Project Canterbury

Locust Street Letters

By Frank Lawrence Vernon

Philadelphia: St. Mark's Church, Locust Street.




The Collect for today directs our prayer to Our Lord as a sacrifice for sin, and also an ensample of godly life. The Collect teaches us to pray that we may always most thankfully receive the benefit of the sacrifice, and also daily endeavor ourselves to follow the blessed steps of the example.

The forgiveness of sins, the resurrection of the body and the life everlasting are inseparably bound together. Together they contain the fulness of the Gospel, the good news of Easter. This is the message which rings out through Eastertide.

The second Collect for Easter Day translates the message into prayer. "0 God, Who for our redemption didst give thine only-begotten Son to the death of the Cross, and by His glorious Resurrection hast delivered us from the power of our enemy; Grant us so to die daily from sin, that we may evermore live with Him in the joy of His Resurrection."

The Collect for the First Sunday after Easter continues the Eastertide supplication. "Almighty Father, Who hast given thine only Son to die for our sins, and to rise again for our justification; Grant us so to put away the leaven of malice and wickedness, that we may always serve thee in pureness of living and truth; through the merits of the same thy Son Jesus Christ our Lord."

The regular use of the Eastertide Collects throughout the Forty Days of the Festival will enable us to celebrate with reverence the Paschal feast, that we may be found worthy to attain to everlasting life. Eastertide does not end with Easter Day. On the contrary, our devotion should daily deepen and increase as we approach the climax which we reach on Ascension Day.

It is vitally important that one should observe the whole Christian Year if one would know the whole Christian Religion. Sacraments, prayer, devotion are not only the expressions of the Christian Faith. They are the means, the inspirations and the guides which enable us to attain to the knowledge of the Christian Faith.

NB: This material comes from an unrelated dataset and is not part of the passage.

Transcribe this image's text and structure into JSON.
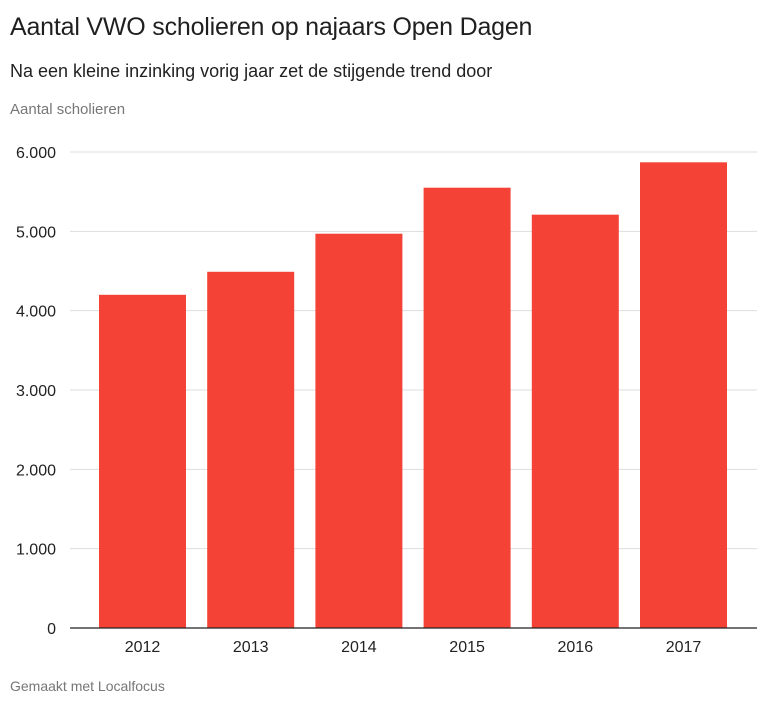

Spiritual things are spiritually discerned. Spiritual discernment must be cultivated by the exercise of the spiritual faculties. This is the requirement for the attainment of progress in knowledge. One must really live, with all the heart, with all the soul and with all the mind, if one would become proficient in any science or any art. One must love the science or the art which seems worth while.

If it is really worth while, then one must love it sufficiently to make any sacrifice for it. One must be ready to deny one's self the secondary things if one would make the first thing first.

Religion offers a reward that no other science, no other art does or can offer. "Seek ye first the Kingdom of God and His righteousness and all these things shall be added unto you."

It is a fact that the faith and practise of the Christian religion does liberate all our faculties for attaining the best things that we can imagine or desire. Religion does give inspiration and power to give the best that we have for the best that we know, and the best that we can do for the best that we can attempt. Religion makes every vocation religious.

There are varieties of vocations, there are diversities of gifts, but the same spirit works in all and gives dignity to each. One man may be sweeping a street; another may be writing a book. One man may be driving a cab; another may be directing a corporation. One man may be performing a routine duty, unknown and unrecognized; another may be performing a public duty and acclaimed with public praise.

To each man life is worth living, because the same God has put into his mind good desires, and by continual help is enabling him to bring the same to good effect.